East Village and LES Historic District Moves Forward

Written by Our Town Downtown on . Posted in News Our Town Downtown, Our Town Downtown.


Landmarking in downtown neighborhoods has surprising opposition from local churches


The city’s preservationists marched downtown last Tuesday to make their voices heard at a Landmarks Preservation Commission (LPC) hearing on the proposal to create an East Village and Lower East Side Historic District. Landowners, locals and political representatives flooded the ninth floor of City Hall almost to its limits to discuss and argue the LPC’s efforts to preserve the “rich cultural history” of these downtown Manhattan neighborhoods.

The initial plan includes 330 buildings, though 17 more might be added in a revised edition. If designated as an historic district, these buildings, mostly row houses and tenements, would become landmarked and would avoid destruction and alteration, purportedly preserving the area’s cultural significance. This designation, however, would also mean that renovation costs to these particular properties would increase as well.

Among the buildings are the historic Congregation Meseritz Synagogue on East 6th Street, the Max D. Raskin Center on East 6th Street, the Duo Multicultural Center on East 4th Street and the longest continuously running alehouse in New York City, McSorley’s, on East 7th Street.

The majority of those attending the hearing were in support of the plan.

The neighborhood “helps tell the story of immigrant life in 19th- and 20th-century Manhattan,” members of the LPC reported to slight applause from the large group of activists wearing bright “Preserve the East Village Landmark Now” stickers.

“These types of buildings, in the past, have sometimes been less appreciated than high-style architecture,” said one fervent supporter of the move. “However, they are equally as deserving of designation—especially in blocks like East 6th and East 7th Street, which remain meticulous and largely unaltered. We are also pleased to the see the wide variety of…cultural-related architecture.”

Among the supporters were the offices of State Sens.
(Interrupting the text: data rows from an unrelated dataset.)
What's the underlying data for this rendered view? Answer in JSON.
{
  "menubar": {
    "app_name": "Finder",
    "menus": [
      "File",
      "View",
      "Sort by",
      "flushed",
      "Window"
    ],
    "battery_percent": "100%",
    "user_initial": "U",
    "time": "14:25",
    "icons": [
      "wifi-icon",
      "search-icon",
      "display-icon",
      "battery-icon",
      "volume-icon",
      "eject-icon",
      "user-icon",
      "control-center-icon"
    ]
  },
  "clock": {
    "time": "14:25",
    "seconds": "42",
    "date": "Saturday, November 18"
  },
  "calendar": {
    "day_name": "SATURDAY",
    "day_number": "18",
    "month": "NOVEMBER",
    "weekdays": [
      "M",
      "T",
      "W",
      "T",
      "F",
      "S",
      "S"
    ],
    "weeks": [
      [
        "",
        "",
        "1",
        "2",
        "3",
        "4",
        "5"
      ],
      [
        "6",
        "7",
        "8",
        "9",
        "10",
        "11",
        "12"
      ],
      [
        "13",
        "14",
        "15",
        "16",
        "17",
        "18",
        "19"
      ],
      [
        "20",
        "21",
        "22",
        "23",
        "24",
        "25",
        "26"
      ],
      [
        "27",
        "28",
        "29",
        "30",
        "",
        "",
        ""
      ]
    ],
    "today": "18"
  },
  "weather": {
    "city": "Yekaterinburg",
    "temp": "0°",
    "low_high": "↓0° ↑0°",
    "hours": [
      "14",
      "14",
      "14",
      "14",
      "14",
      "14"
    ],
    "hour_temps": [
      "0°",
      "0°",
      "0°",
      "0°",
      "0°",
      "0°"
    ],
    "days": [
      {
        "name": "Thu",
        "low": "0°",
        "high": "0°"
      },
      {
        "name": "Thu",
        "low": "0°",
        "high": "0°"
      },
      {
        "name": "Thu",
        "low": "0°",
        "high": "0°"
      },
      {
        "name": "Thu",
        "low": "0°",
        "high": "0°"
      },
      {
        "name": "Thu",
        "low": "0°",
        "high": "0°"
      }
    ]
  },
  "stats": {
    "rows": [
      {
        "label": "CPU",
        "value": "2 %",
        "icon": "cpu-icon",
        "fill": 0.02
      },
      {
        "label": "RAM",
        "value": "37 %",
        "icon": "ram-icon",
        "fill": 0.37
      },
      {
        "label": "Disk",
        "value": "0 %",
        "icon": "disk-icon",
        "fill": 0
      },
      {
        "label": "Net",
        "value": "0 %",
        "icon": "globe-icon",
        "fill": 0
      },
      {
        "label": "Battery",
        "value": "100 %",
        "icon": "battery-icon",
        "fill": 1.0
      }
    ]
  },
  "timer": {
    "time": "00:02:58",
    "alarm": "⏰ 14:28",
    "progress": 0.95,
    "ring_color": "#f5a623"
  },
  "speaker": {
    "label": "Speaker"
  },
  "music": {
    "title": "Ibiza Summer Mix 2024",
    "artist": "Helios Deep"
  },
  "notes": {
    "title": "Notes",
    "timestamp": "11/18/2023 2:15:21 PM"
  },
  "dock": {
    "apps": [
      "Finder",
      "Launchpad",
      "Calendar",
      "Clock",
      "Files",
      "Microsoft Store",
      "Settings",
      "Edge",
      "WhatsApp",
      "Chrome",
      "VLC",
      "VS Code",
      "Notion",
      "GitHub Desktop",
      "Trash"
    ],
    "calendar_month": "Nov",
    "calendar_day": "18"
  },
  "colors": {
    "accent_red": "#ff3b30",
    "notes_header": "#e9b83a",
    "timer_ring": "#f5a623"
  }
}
Tom Duane and Dan Squadron, Councilwoman Rosie Mendez and Manhattan Borough President Scott Stringer and local committees like the Cooper Square Committee, the Lower East Side Preservation Initiative, the Historic Districts Council, the Greenwich Village Society for Historic Preservation and the East Village Community Coalition.

The plan is a “complement to the January designation of the East 10th Street historic district, the first East Village historic district established since the 1969 designation of the St. Mark’s historic district” said the first speaker, a representative for Rosie Mendez. “All three districts have fundamental preservation in common and will work in alliance to preserve the proud legacy of generations of immigrant families.”

Landmarking efforts began earlier this year when, on Jan. 12, the LPC approved a block-long designation on the south side of East 10th Street.

As expected, local clergy were the opposition’s loudest voices, saying their groups would be put under extreme financial strains if their buildings were landmarked.

“There are many examples of financial duress caused by landmark designation, including the Russian Orthodox Cathedral of the Transfiguration of Our Lord in Brooklyn,” a parish council member of the Cathedral of the Holy Virgin Protection on East 2nd Street claimed.

“This designated landmark suffered hundreds of thousands of dollars in financial loss during a protracted appeal process to replace their copper roof as a result of time wasted and a sudden increase in commodity costs…Landmark designation against the congregation’s will may represent the death knell of a historic congregation that has served the vulnerable.”

The religiously affiliated speakers cited the LPC as being unreasonable for treating nonprofit parishes the same as profitable establishments, and claimed that the designation transfers authority of cathedrals to civil authority, meaning civil government would dictate religious freedom, violating the First Amendment.

One member of the Russian Orthodox Cathedral went as far as calling the designation “a sin which you’ll be held accountable for.”
Many religious organizations requested that if the proposal is indeed passed, their respective cathedral be excluded from the designation.
The LPC declined to comment on the hearing and the effects it may have had on their deliberations, saying that they don’t usually comment during the process.

According to the LPC’s press office, an additional public hearing will be held on the designation, although the date of the hearing hasn’t been finalized.